QUIERO TODO
Josefina estaba obsesionada por comprar y comprar. Le gustaba
especialmente decorar el departamento donde residía con su esposo e hijo. Su
última adquisición había sido un conjunto de tres elefantitos de madera de
sándalo que completarían el estante donde se situaba la emperatriz de marfil entre
dos estatuillas de piedra dura, un buda y un dragón. La disposición era
estética, armoniosa y equilibrada. Josefina decía poseer algún antepasado
coleccionista ya que, a diferencia de ella, su mamá había sido sumamente sobria,
tal es así que en el living materno solo se destacaban un antiguo reloj de
madera y dos piezas de cristal de Bacará, una bermellón y otra azul que con el
tiempo formaron parte del acervo de su hija.
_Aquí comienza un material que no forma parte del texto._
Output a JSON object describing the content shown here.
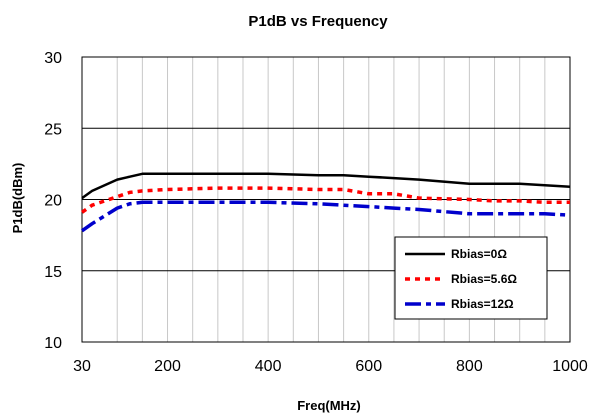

En cambio, Josefina seguía acomodando
objetos en la vitrina de marco dorado a la hoja, tallado y repujado con un
espejo en la parte trasera y laterales de terciopelo bordó. Siempre había
querido tener una así y finalmente la consiguió en el remate que hizo una amiga
al mudarse a un departamento más chico. Fue una bicoca el precio, pensó
Josefina, pero le pidió a la amiga pagarlo en dos o tres meses, que finalmente
se convirtieron en seis.
Cuando era una niña Josefina iba con sus padres a la residencia de la
tía Eugenia donde se detenía maravillada frente a dos esculturas chinas colocadas
sobre pedestales de mármol de Carrara en la entrada pasando la puerta cancel.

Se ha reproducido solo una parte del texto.